Eigentlich habe ich nichts mit meiner Familie zu tun. Und meistens finde ich das sogar ziemlich gut. Immerhin war es meine Entscheidung, den Kontakt abzubrechen.
Ganz manchmal ist da aber doch ein wenig Wehmut. Besonders was meine Geschwister angeht. Die meisten davon kann ich zwar via Social Media kontaktieren, doch tatsächlich kommt das eher selten zustande. Wir gratulieren uns zu Geburtstagen, wünschen uns manchmal sogar frohe Weihnachten und einen guten Rutsch und ab und zu schreiben wir mal. Ganz kurz und unverbindlich. Wir behaupten, wir müssten uns dringend treffen und versprechen uns, es bei weniger Stress im Alltag auch mal zu machen. Doch alles in allem haben wir uns vor vielen Jahren zuletzt gesehen. Irgendwann kurz nach der Geburt der großen Tochter und auf der Beerdigung unseres Vaters. That’s it.

Und weil das alles so unverbindlich war wunderte es mich auch sehr, als sich vor einigen Wochen die Freundin meines Bruders meldete. Bisher kannte ich sie nicht, sah sie nur im Profil meines Bruders verlinkt. Sie wollte die große Tochter und mich unbedingt mal kennen lernen, mein Bruder käme da nicht in die Puschen und es würde mal Zeit. Huch?! Ich fühlte mich ein wenig überrumpelt und wusste zunächst nicht so recht, was ich antworten sollte. 

Nach anfänglichem Zögern stimmte ich einem Treffen zu, teilte ihr aber auch mit, dass wir erst in einigen Wochen wieder im Rheinland sein würden und ich mich dann, wenn es okay wäre, spontan melden würde.
Vorsichtig fühlte ich noch nach, inwiefern diese Kontaktaufnahme vom Rest der Familie indiziert sein könnte. Denn an einem ganz großen Treffen habe ich keinerlei Interesse. Sie schrieb gleich, dass sie selbst aus diversen Gründen keinen Kontakt hätten und sie mir das in Ruhe erzählen könnte.
Als sie mir unaufgefordert ihre Nummer sandte und nach meiner fragte, wurde ich dann doch wieder ein wenig skeptisch und sagte ihr, ich würde ihr dann demnächst einfach darüber schreiben. Das war okay, wir verblieben erst einmal so.
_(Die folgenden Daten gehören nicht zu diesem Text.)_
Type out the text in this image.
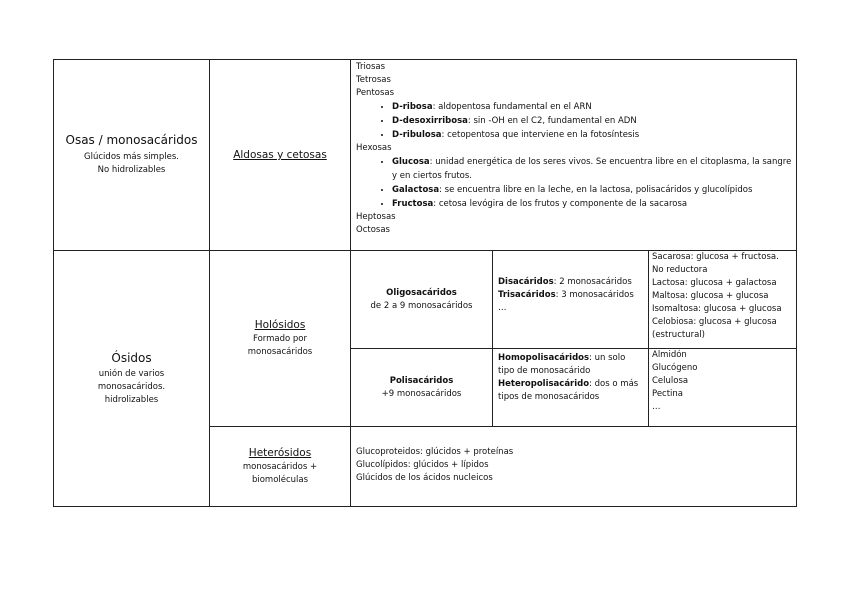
Osas / monosacáridos
Glúcidos más simples.
No hidrolizables
Aldosas y cetosas
Triosas
Tetrosas
Pentosas
• D-ribosa: aldopentosa fundamental en el ARN
• D-desoxirribosa: sin -OH en el C2, fundamental en ADN
• D-ribulosa: cetopentosa que interviene en la fotosíntesis
Hexosas
• Glucosa: unidad energética de los seres vivos. Se encuentra libre en el citoplasma, la sangre y en ciertos frutos.
• Galactosa: se encuentra libre en la leche, en la lactosa, polisacáridos y glucolípidos
• Fructosa: cetosa levógira de los frutos y componente de la sacarosa
Heptosas
Octosas
Ósidos
unión de varios
monosacáridos.
hidrolizables
Holósidos
Formado por
monosacáridos
Oligosacáridos
de 2 a 9 monosacáridos
Disacáridos: 2 monosacáridos
Trisacáridos: 3 monosacáridos
…
Sacarosa: glucosa + fructosa.
No reductora
Lactosa: glucosa + galactosa
Maltosa: glucosa + glucosa
Isomaltosa: glucosa + glucosa
Celobiosa: glucosa + glucosa
(estructural)
Polisacáridos
+9 monosacáridos
Homopolisacáridos: un solo
tipo de monosacárido
Heteropolisacárido: dos o más
tipos de monosacáridos
Almidón
Glucógeno
Celulosa
Pectina
…
Heterósidos
monosacáridos +
biomoléculas
Glucoproteidos: glúcidos + proteínas
Glucolípidos: glúcidos + lípidos
Glúcidos de los ácidos nucleicos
Als dann letzte Woche feststand, dass wir wieder in die ♥-Stadt fahren zögerte ich erst ein wenig, schrieb ihr dann aber doch. Allerdings schlug ich, anders als zuvor von ihr angedeutet, ein Café als Treffpunkt vor, da ich weder meinen Bruder noch sie kenne und den ersten Schritt dahingehend gerne auf neutralem Boden machen würde. Mir wäre dabei einfach wohler gewesen. Neutral und unverbindlich. Erst einmal.

Doch ich bekam auf meine Nachfrage keine Antwort. Schade. Ich hatte schon angefangen mich darauf zu freuen. Meinen Bruder wiedersehen. Er ist jetzt 24. Vierundzwanzig! Keine 16 mehr. Hui! Und er hat jetzt eine Freundin. Seit 4 Jahren. Nochmal Hui!
Aber da kamen auch direkt wieder paranoide Gedanken. Ob sie es wohl wirklich ehrlich meinte, oder mehr dahinter steckte? Weshalb sonst sollte ein neutrales Treffen nicht drin sein? Hm? Hatte der Rest der Familie doch etwas damit zu tun? Was sollte denn der Sinn davon sein? Oder hat es ganz andere Gründe…?

Aber nungut. Hätte wohl erst einmal nicht sollen sein. Vielleicht demnächst?